“Mandela aprendeu a manejar armas na Argélia”
“Estive em Reguengos de Monsaraz e pareceu-me que estava na Argélia. Senti-me em casa. O vosso país está virado para o Atlântico, mas é mediterrânico”, diz Fatiha Selmane, embaixadora da Argélia em Portugal desde o início deste ano – falando um português já muito razoável: “É importante conhecer a língua do país onde se trabalha. Como existe uma proximidade cultural entre os nossos países, isso facilita a relação. Na década de 60, havia bastantes refugiados políticos portugueses em Argel; o meu pai conheceu alguns. Nesse tempo, a Argélia era uma espécie de Meca dos refugiados. Quando fui embaixadora na África do Sul, Nelson Mandela contou-me que foi na Argélia que aprendeu a manejar armas. A Argélia apoiou muito o ANC e a cantora Miriam Makeba até tinha passaporte argelino”.

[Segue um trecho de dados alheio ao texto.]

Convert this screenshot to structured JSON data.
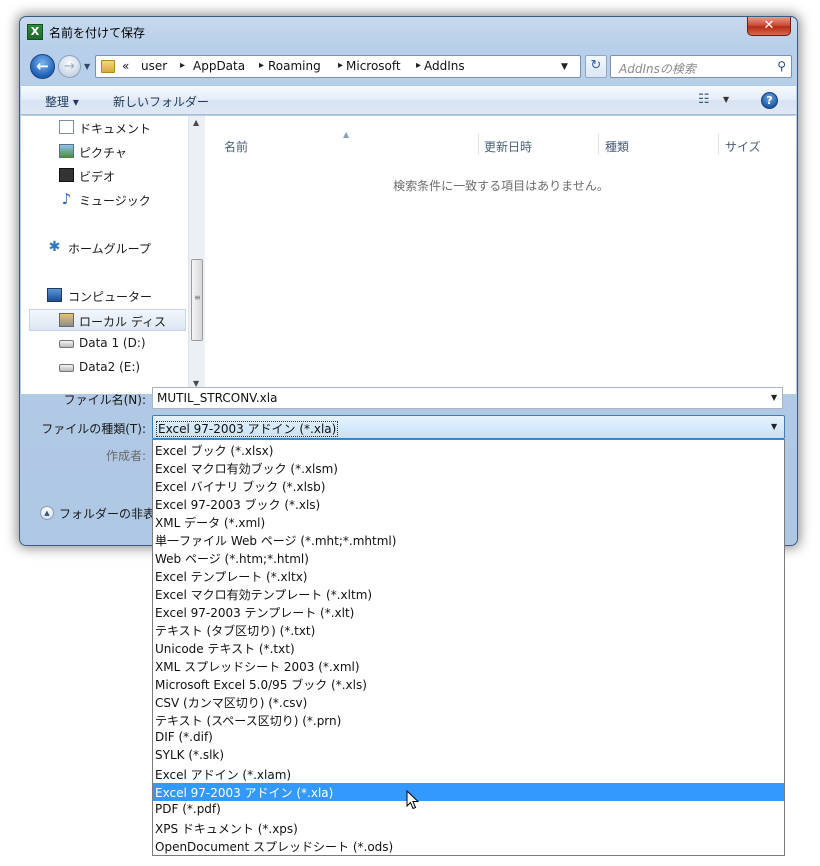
{
  "window": {
    "title": "名前を付けて保存",
    "app_icon": "X",
    "close": "✕"
  },
  "address": {
    "prefix": "«",
    "crumbs": [
      "user",
      "AppData",
      "Roaming",
      "Microsoft",
      "AddIns"
    ],
    "search_placeholder": "AddInsの検索"
  },
  "toolbar": {
    "organize": "整理 ▾",
    "new_folder": "新しいフォルダー"
  },
  "nav_pane": {
    "items": [
      "ドキュメント",
      "ピクチャ",
      "ビデオ",
      "ミュージック",
      "ホームグループ",
      "コンピューター",
      "ローカル ディス",
      "Data 1 (D:)",
      "Data2 (E:)"
    ],
    "icons": [
      "document-icon",
      "picture-icon",
      "video-icon",
      "music-icon",
      "homegroup-icon",
      "computer-icon",
      "local-disk-icon",
      "drive-icon",
      "drive-icon"
    ]
  },
  "file_list": {
    "columns": [
      "名前",
      "更新日時",
      "種類",
      "サイズ"
    ],
    "empty_message": "検索条件に一致する項目はありません。"
  },
  "form": {
    "filename_label": "ファイル名(N):",
    "filename_value": "MUTIL_STRCONV.xla",
    "filetype_label": "ファイルの種類(T):",
    "filetype_value": "Excel 97-2003 アドイン (*.xla)",
    "author_label": "作成者:",
    "hide_folders_label": "フォルダーの非表"
  },
  "filetype_options": [
    "Excel ブック (*.xlsx)",
    "Excel マクロ有効ブック (*.xlsm)",
    "Excel バイナリ ブック (*.xlsb)",
    "Excel 97-2003 ブック (*.xls)",
    "XML データ (*.xml)",
    "単一ファイル Web ページ (*.mht;*.mhtml)",
    "Web ページ (*.htm;*.html)",
    "Excel テンプレート (*.xltx)",
    "Excel マクロ有効テンプレート (*.xltm)",
    "Excel 97-2003 テンプレート (*.xlt)",
    "テキスト (タブ区切り) (*.txt)",
    "Unicode テキスト (*.txt)",
    "XML スプレッドシート 2003 (*.xml)",
    "Microsoft Excel 5.0/95 ブック (*.xls)",
    "CSV (カンマ区切り) (*.csv)",
    "テキスト (スペース区切り) (*.prn)",
    "DIF (*.dif)",
    "SYLK (*.slk)",
    "Excel アドイン (*.xlam)",
    "Excel 97-2003 アドイン (*.xla)",
    "PDF (*.pdf)",
    "XPS ドキュメント (*.xps)",
    "OpenDocument スプレッドシート (*.ods)"
  ],
  "selected_option_index": 19
}
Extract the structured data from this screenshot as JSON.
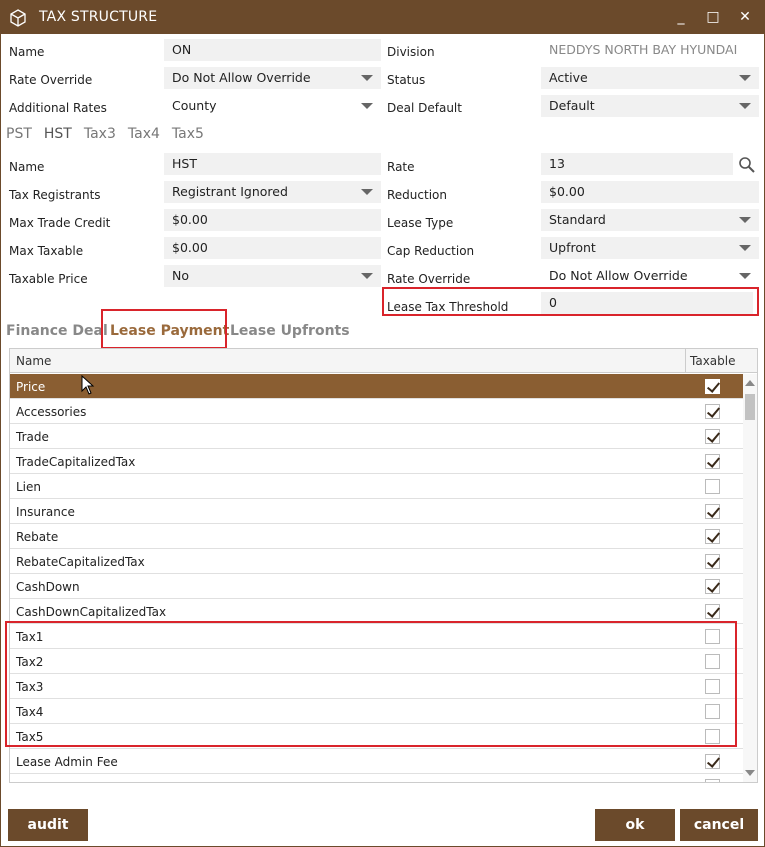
{
  "window": {
    "title": "TAX STRUCTURE",
    "minimize": "_",
    "maximize": "□",
    "close": "✕"
  },
  "top": {
    "name_label": "Name",
    "name_value": "ON",
    "division_label": "Division",
    "division_value": "NEDDYS NORTH BAY HYUNDAI",
    "rate_override_label": "Rate Override",
    "rate_override_value": "Do Not Allow Override",
    "status_label": "Status",
    "status_value": "Active",
    "additional_rates_label": "Additional Rates",
    "additional_rates_value": "County",
    "deal_default_label": "Deal Default",
    "deal_default_value": "Default"
  },
  "tax_tabs": [
    "PST",
    "HST",
    "Tax3",
    "Tax4",
    "Tax5"
  ],
  "tax": {
    "name_label": "Name",
    "name_value": "HST",
    "rate_label": "Rate",
    "rate_value": "13",
    "registrants_label": "Tax Registrants",
    "registrants_value": "Registrant Ignored",
    "reduction_label": "Reduction",
    "reduction_value": "$0.00",
    "max_trade_label": "Max Trade Credit",
    "max_trade_value": "$0.00",
    "lease_type_label": "Lease Type",
    "lease_type_value": "Standard",
    "max_taxable_label": "Max Taxable",
    "max_taxable_value": "$0.00",
    "cap_reduction_label": "Cap Reduction",
    "cap_reduction_value": "Upfront",
    "taxable_price_label": "Taxable Price",
    "taxable_price_value": "No",
    "rate_override_label": "Rate Override",
    "rate_override_value": "Do Not Allow Override",
    "lease_threshold_label": "Lease Tax Threshold",
    "lease_threshold_value": "0"
  },
  "section_tabs": [
    "Finance Deal",
    "Lease Payment",
    "Lease Upfronts"
  ],
  "grid": {
    "col_name": "Name",
    "col_taxable": "Taxable",
    "rows": [
      {
        "name": "Price",
        "taxable": true
      },
      {
        "name": "Accessories",
        "taxable": true
      },
      {
        "name": "Trade",
        "taxable": true
      },
      {
        "name": "TradeCapitalizedTax",
        "taxable": true
      },
      {
        "name": "Lien",
        "taxable": false
      },
      {
        "name": "Insurance",
        "taxable": true
      },
      {
        "name": "Rebate",
        "taxable": true
      },
      {
        "name": "RebateCapitalizedTax",
        "taxable": true
      },
      {
        "name": "CashDown",
        "taxable": true
      },
      {
        "name": "CashDownCapitalizedTax",
        "taxable": true
      },
      {
        "name": "Tax1",
        "taxable": false
      },
      {
        "name": "Tax2",
        "taxable": false
      },
      {
        "name": "Tax3",
        "taxable": false
      },
      {
        "name": "Tax4",
        "taxable": false
      },
      {
        "name": "Tax5",
        "taxable": false
      },
      {
        "name": "Lease Admin Fee",
        "taxable": true
      },
      {
        "name": "",
        "taxable": true
      }
    ]
  },
  "buttons": {
    "audit": "audit",
    "ok": "ok",
    "cancel": "cancel"
  },
  "colors": {
    "brand": "#6b4a2b",
    "selected_row": "#8a5e32",
    "highlight": "#d9242b"
  }
}
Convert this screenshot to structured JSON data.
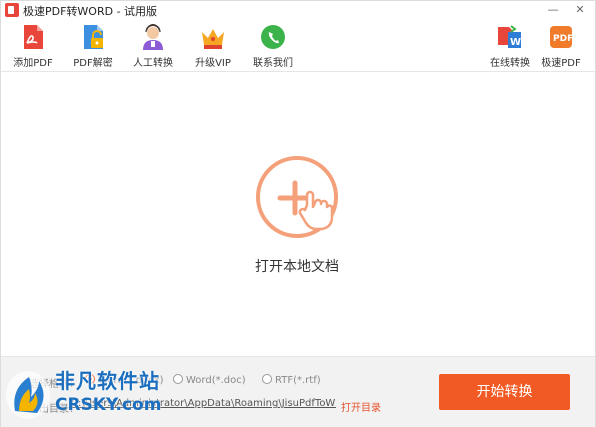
{
  "window": {
    "title": "极速PDF转WORD - 试用版",
    "controls": {
      "minimize": "—",
      "close": "✕"
    }
  },
  "toolbar": {
    "left": [
      {
        "label": "添加PDF",
        "icon": "add-pdf-icon"
      },
      {
        "label": "PDF解密",
        "icon": "pdf-unlock-icon"
      },
      {
        "label": "人工转换",
        "icon": "manual-convert-icon"
      },
      {
        "label": "升级VIP",
        "icon": "vip-crown-icon"
      },
      {
        "label": "联系我们",
        "icon": "contact-us-icon"
      }
    ],
    "right": [
      {
        "label": "在线转换",
        "icon": "online-convert-icon"
      },
      {
        "label": "极速PDF",
        "icon": "jisu-pdf-icon"
      }
    ]
  },
  "main": {
    "open_label": "打开本地文档",
    "open_icon": "add-hand-cursor-icon",
    "accent": "#f4a07a"
  },
  "bottom": {
    "format_label": "选择格式：",
    "formats": [
      {
        "label": "Word(*.docx)",
        "checked": true
      },
      {
        "label": "Word(*.doc)",
        "checked": false
      },
      {
        "label": "RTF(*.rtf)",
        "checked": false
      }
    ],
    "output_label": "输出目录：",
    "output_path": "C:\\Users\\Administrator\\AppData\\Roaming\\JisuPdfToWc",
    "open_dir": "打开目录",
    "start_button": "开始转换",
    "start_color": "#f15a24"
  },
  "watermark": {
    "line1": "非凡软件站",
    "line2": "CRSKY.com"
  }
}
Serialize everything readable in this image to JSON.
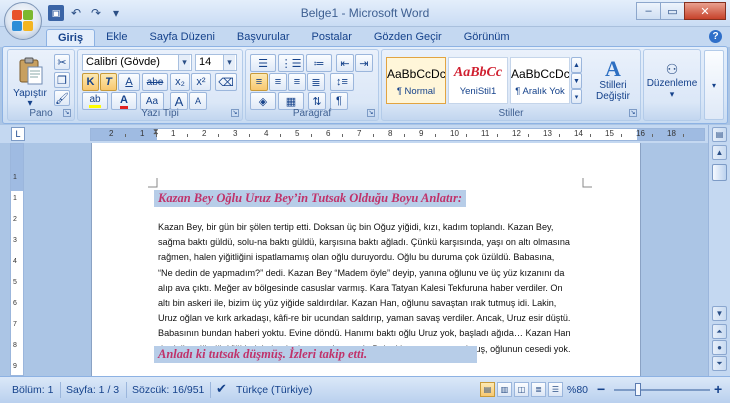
{
  "window": {
    "title": "Belge1 - Microsoft Word",
    "minimize_icon": "–",
    "maximize_icon": "▭",
    "close_icon": "✕"
  },
  "qat": {
    "save_icon": "💾",
    "undo_icon": "↶",
    "redo_icon": "↷",
    "customize_icon": "▾"
  },
  "tabs": [
    "Giriş",
    "Ekle",
    "Sayfa Düzeni",
    "Başvurular",
    "Postalar",
    "Gözden Geçir",
    "Görünüm"
  ],
  "ribbon": {
    "clipboard": {
      "label": "Pano",
      "paste": "Yapıştır",
      "paste_arrow": "▾"
    },
    "font": {
      "label": "Yazı Tipi",
      "font_name": "Calibri (Gövde)",
      "font_size": "14",
      "bold": "K",
      "italic": "T",
      "underline": "A",
      "strike": "abe",
      "subscript": "x₂",
      "superscript": "x²",
      "case": "Aa",
      "grow": "A",
      "shrink": "A"
    },
    "paragraph": {
      "label": "Paragraf",
      "show_marks": "¶"
    },
    "styles": {
      "label": "Stiller",
      "items": [
        {
          "sample": "AaBbCcDc",
          "name": "¶ Normal"
        },
        {
          "sample": "AaBbCc",
          "name": "YeniStil1"
        },
        {
          "sample": "AaBbCcDc",
          "name": "¶ Aralık Yok"
        }
      ],
      "change_styles": "Stilleri Değiştir",
      "change_arrow": "▾"
    },
    "editing": {
      "label": "Düzenleme",
      "arrow": "▾"
    }
  },
  "document": {
    "heading1": "Kazan Bey Oğlu Uruz Bey’in Tutsak Olduğu Boyu Anlatır:",
    "body_lines": [
      "Kazan Bey, bir gün bir şölen tertip etti. Doksan üç bin Oğuz yiğidi, kızı, kadım toplandı. Kazan Bey,",
      "sağma baktı güldü, solu-na baktı güldü, karşısına baktı ağladı. Çünkü karşısında, yaşı on altı olmasına",
      "rağmen, halen yiğitliğini ispatlamamış olan oğlu duruyordu. Oğlu bu duruma çok üzüldü. Babasına,",
      "“Ne dedin de yapmadım?” dedi. Kazan Bey “Madem öyle” deyip, yanına oğlunu ve üç yüz kızanını da",
      "alıp ava çıktı. Meğer av bölgesinde casuslar varmış. Kara Tatyan Kalesi Tekfuruna haber verdiler. On",
      "altı bin askeri ile, bizim üç yüz yiğide saldırdılar. Kazan Han, oğlunu savaştan ırak tutmuş idi. Lakin,",
      "Uruz oğlan ve kırk arkadaşı, kâfi-re bir ucundan saldırıp, yaman savaş verdiler. Ancak, Uruz esir düştü.",
      "Babasının bundan haberi yoktu. Evine döndü. Hanımı baktı oğlu Uruz yok, başladı ağıda… Kazan Han",
      "da deliye döndü. Yiğitlerini alıp, hızla av yerine vardı. Baktı ki yaman savaş olmuş, oğlunun cesedi yok."
    ],
    "heading2": "Anladı ki tutsak düşmüş. İzleri takip etti."
  },
  "ruler": {
    "tab_selector": "L",
    "numbers": [
      "2",
      "1",
      "1",
      "2",
      "3",
      "4",
      "5",
      "6",
      "7",
      "8",
      "9",
      "10",
      "11",
      "12",
      "13",
      "14",
      "15",
      "16",
      "18"
    ]
  },
  "statusbar": {
    "section": "Bölüm: 1",
    "page": "Sayfa: 1 / 3",
    "words": "Sözcük: 16/951",
    "language": "Türkçe (Türkiye)",
    "zoom": "%80",
    "zoom_out": "−",
    "zoom_in": "+"
  },
  "colors": {
    "accent": "#15428b",
    "heading_text": "#c0326a",
    "heading_highlight": "#b7cde8"
  }
}
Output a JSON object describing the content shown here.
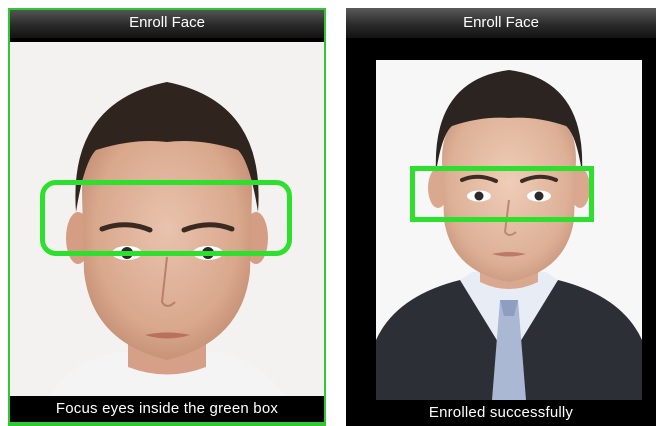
{
  "left_screen": {
    "title": "Enroll Face",
    "status": "Focus eyes inside the green box"
  },
  "right_screen": {
    "title": "Enroll Face",
    "status": "Enrolled successfully"
  },
  "colors": {
    "guide_box": "#2ee02e",
    "title_bar": "#2b2b2b",
    "status_bar": "#000000"
  }
}
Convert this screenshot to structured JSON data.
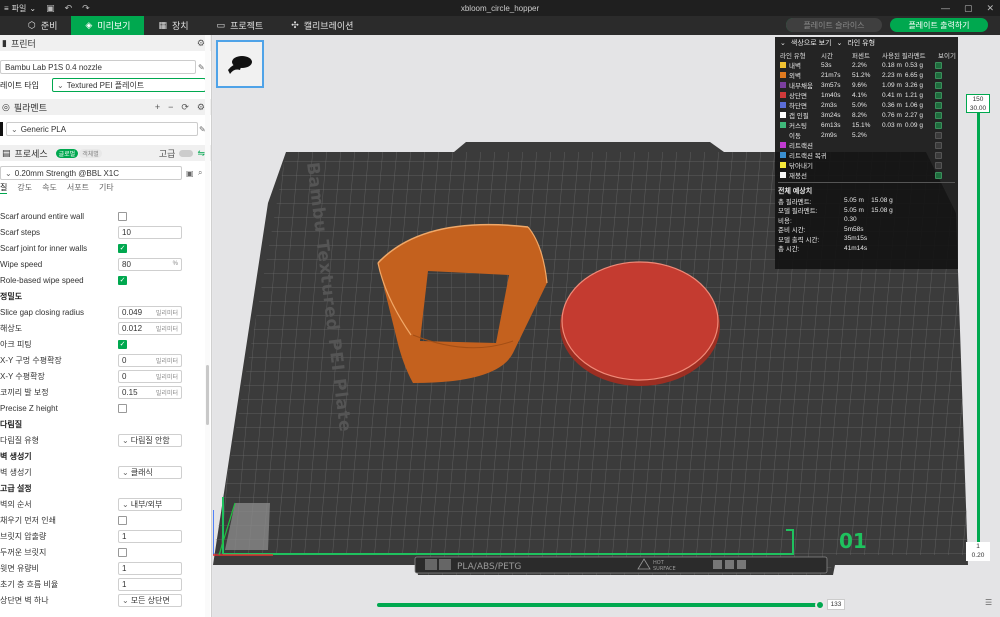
{
  "topbar": {
    "file_label": "파일",
    "window_title": "xbloom_circle_hopper"
  },
  "tabs": [
    {
      "label": "준비",
      "icon": "cube-icon"
    },
    {
      "label": "미리보기",
      "icon": "preview-icon"
    },
    {
      "label": "장치",
      "icon": "device-icon"
    },
    {
      "label": "프로젝트",
      "icon": "project-icon"
    },
    {
      "label": "캘리브레이션",
      "icon": "calibration-icon"
    }
  ],
  "actions": {
    "slice_label": "플레이트 슬라이스",
    "print_label": "플레이트 출력하기"
  },
  "printer": {
    "section_title": "프린터",
    "printer_name": "Bambu Lab P1S 0.4 nozzle",
    "plate_type_label": "레이트 타입",
    "plate_type_value": "Textured PEI 플레이트"
  },
  "filament": {
    "section_title": "필라멘트",
    "filament_value": "Generic PLA"
  },
  "process": {
    "section_title": "프로세스",
    "global_label": "글로벌",
    "object_label": "객체별",
    "advanced_label": "고급",
    "preset_value": "0.20mm Strength @BBL X1C",
    "subtabs": [
      "질",
      "강도",
      "속도",
      "서포트",
      "기타"
    ]
  },
  "params": [
    {
      "type": "check",
      "label": "Scarf around entire wall",
      "checked": false
    },
    {
      "type": "input",
      "label": "Scarf steps",
      "value": "10",
      "unit": ""
    },
    {
      "type": "check",
      "label": "Scarf joint for inner walls",
      "checked": true
    },
    {
      "type": "input",
      "label": "Wipe speed",
      "value": "80",
      "unit": "%"
    },
    {
      "type": "check",
      "label": "Role-based wipe speed",
      "checked": true
    },
    {
      "type": "group",
      "label": "정밀도"
    },
    {
      "type": "input",
      "label": "Slice gap closing radius",
      "value": "0.049",
      "unit": "밀리미터"
    },
    {
      "type": "input",
      "label": "해상도",
      "value": "0.012",
      "unit": "밀리미터"
    },
    {
      "type": "check",
      "label": "아크 피팅",
      "checked": true
    },
    {
      "type": "input",
      "label": "X-Y 구멍 수평확장",
      "value": "0",
      "unit": "밀리미터"
    },
    {
      "type": "input",
      "label": "X-Y 수평확장",
      "value": "0",
      "unit": "밀리미터"
    },
    {
      "type": "input",
      "label": "코끼리 발 보정",
      "value": "0.15",
      "unit": "밀리미터"
    },
    {
      "type": "check",
      "label": "Precise Z height",
      "checked": false
    },
    {
      "type": "group",
      "label": "다림질"
    },
    {
      "type": "select",
      "label": "다림질 유형",
      "value": "다림질 안함"
    },
    {
      "type": "group",
      "label": "벽 생성기"
    },
    {
      "type": "select",
      "label": "벽 생성기",
      "value": "클래식"
    },
    {
      "type": "group",
      "label": "고급 설정"
    },
    {
      "type": "select",
      "label": "벽의 순서",
      "value": "내부/외부"
    },
    {
      "type": "check",
      "label": "채우기 먼저 인쇄",
      "checked": false
    },
    {
      "type": "input",
      "label": "브릿지 압출량",
      "value": "1",
      "unit": ""
    },
    {
      "type": "check",
      "label": "두꺼운 브릿지",
      "checked": false
    },
    {
      "type": "input",
      "label": "윗면 유량비",
      "value": "1",
      "unit": ""
    },
    {
      "type": "input",
      "label": "초기 층 흐름 비율",
      "value": "1",
      "unit": ""
    },
    {
      "type": "select",
      "label": "상단면 벽 하나",
      "value": "모든 상단면"
    }
  ],
  "plate": {
    "vertical_brand": "Bambu Textured PEI Plate",
    "plate_number": "01",
    "bottom_label": "PLA/ABS/PETG",
    "hot_label": "HOT",
    "surface_label": "SURFACE"
  },
  "stats": {
    "view_label": "색상으로 보기",
    "line_type_label": "라인 유형",
    "columns": [
      "라인 유형",
      "시간",
      "퍼센트",
      "사용된 필라멘트",
      "보이기"
    ],
    "rows": [
      {
        "name": "내벽",
        "time": "53s",
        "pct": "2.2%",
        "len": "0.18 m",
        "weight": "0.53 g",
        "color": "#f1c232",
        "visible": true
      },
      {
        "name": "외벽",
        "time": "21m7s",
        "pct": "51.2%",
        "len": "2.23 m",
        "weight": "6.65 g",
        "color": "#e07a1f",
        "visible": true
      },
      {
        "name": "내부채움",
        "time": "3m57s",
        "pct": "9.6%",
        "len": "1.09 m",
        "weight": "3.26 g",
        "color": "#7b3fa0",
        "visible": true
      },
      {
        "name": "상단면",
        "time": "1m40s",
        "pct": "4.1%",
        "len": "0.41 m",
        "weight": "1.21 g",
        "color": "#d03a3a",
        "visible": true
      },
      {
        "name": "하단면",
        "time": "2m3s",
        "pct": "5.0%",
        "len": "0.36 m",
        "weight": "1.06 g",
        "color": "#5b6dd8",
        "visible": true
      },
      {
        "name": "갭 인필",
        "time": "3m24s",
        "pct": "8.2%",
        "len": "0.76 m",
        "weight": "2.27 g",
        "color": "#ffffff",
        "visible": true
      },
      {
        "name": "커스팅",
        "time": "6m13s",
        "pct": "15.1%",
        "len": "0.03 m",
        "weight": "0.09 g",
        "color": "#3fb87a",
        "visible": true
      },
      {
        "name": "이동",
        "time": "2m9s",
        "pct": "5.2%",
        "len": "",
        "weight": "",
        "color": "",
        "visible": false
      },
      {
        "name": "리트랙션",
        "time": "",
        "pct": "",
        "len": "",
        "weight": "",
        "color": "#c03ad0",
        "visible": false
      },
      {
        "name": "리트랙션 복귀",
        "time": "",
        "pct": "",
        "len": "",
        "weight": "",
        "color": "#3a8fd0",
        "visible": false
      },
      {
        "name": "닦아내기",
        "time": "",
        "pct": "",
        "len": "",
        "weight": "",
        "color": "#f5e83a",
        "visible": false
      },
      {
        "name": "재봉선",
        "time": "",
        "pct": "",
        "len": "",
        "weight": "",
        "color": "#f5f5f5",
        "visible": true
      }
    ],
    "estimate_title": "전체 예상치",
    "estimates": [
      {
        "k": "총 필라멘트:",
        "v": "5.05 m    15.08 g"
      },
      {
        "k": "모델 필라멘트:",
        "v": "5.05 m    15.08 g"
      },
      {
        "k": "비용:",
        "v": "0.30"
      },
      {
        "k": "준비 시간:",
        "v": "5m58s"
      },
      {
        "k": "모델 출력 시간:",
        "v": "35m15s"
      },
      {
        "k": "총 시간:",
        "v": "41m14s"
      }
    ]
  },
  "layer_slider": {
    "top_layer": "150",
    "top_height": "30.00",
    "bottom_layer": "1",
    "bottom_height": "0.20"
  },
  "move_slider": {
    "value": "133"
  }
}
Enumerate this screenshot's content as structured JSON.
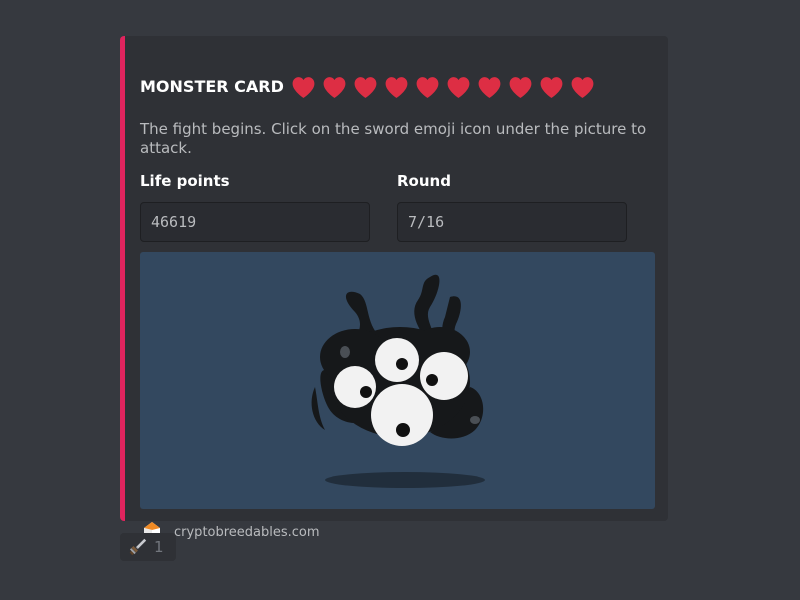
{
  "embed": {
    "accent_color": "#e0245e",
    "title": "MONSTER CARD",
    "hearts_count": 10,
    "heart_icon": "red-heart-icon",
    "description": "The fight begins. Click on the sword emoji icon under the picture to attack.",
    "fields": [
      {
        "label": "Life points",
        "value": "46619"
      },
      {
        "label": "Round",
        "value": "7/16"
      }
    ],
    "image": {
      "description_icon": "monster-illustration",
      "background_color": "#33485f"
    },
    "footer": {
      "icon": "cryptobreedables-logo-icon",
      "text": "cryptobreedables.com"
    }
  },
  "reaction": {
    "emoji_icon": "sword-icon",
    "count": "1"
  }
}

Filha de um professor universitário – doutorado na Sorbonne – , recorda o pai como um homem “privilegiado, porque teve oportunidade de estudar na época da colonização francesa, o que não aconteceu com a maioria dos argelinos. Fomos muito discriminados pelos franceses. Ao contrário da Tunísia e de Marrocos, a Argélia era considerada parte da França”.
Chick Bouamrane, o pai de Fatiha, percorreu todas as etapas da carreira de professor: deu aulas no ensino primário, secundário, e terminou a carreira ensinando Filosofia na Universidade de Argel. “Eu e os meus dez irmãos concluímos todos a nossa formação universitária”.
Depois de acabar o liceu, entrou para a Escola Nacional de Administração. Ao fim de dois anos, optou pela área da Diplomacia: “Quando entrei para o ministério dos Negócios Estrangeiros havia poucas mulheres. Fui promovida a embaixadora em 2001, quando o actual Presidente nomeou as primeiras mulheres” como representantes do país no estrangeiro.
Foi uma das avós quem a ensinou a falar espanhol: “No tempo dela havia muitos refugiados da guerra de Espanha na Argélia. Estas bases foram-me úteis quando fui trabalhar para Madrid, em 1996: “Também gostei muito de viver em Espanha. Encontrei a mesma afinidade cultural que sinto em Portugal”.
Mãe de duas filhas – uma com 17, outra com 21 anos – é casada com um auditor financeiro argelino, que suspendeu a actividade profissional para acompanhar a mulher, cuidar das filhas, e assumir as tarefas de cônjuge de embaixadora: “Como sou diplomata, o meu marido está proibido de trabalhar quando está comigo no estrangeiro. Mas tem muitas outras tarefas, incluindo as de organizar recepções...”.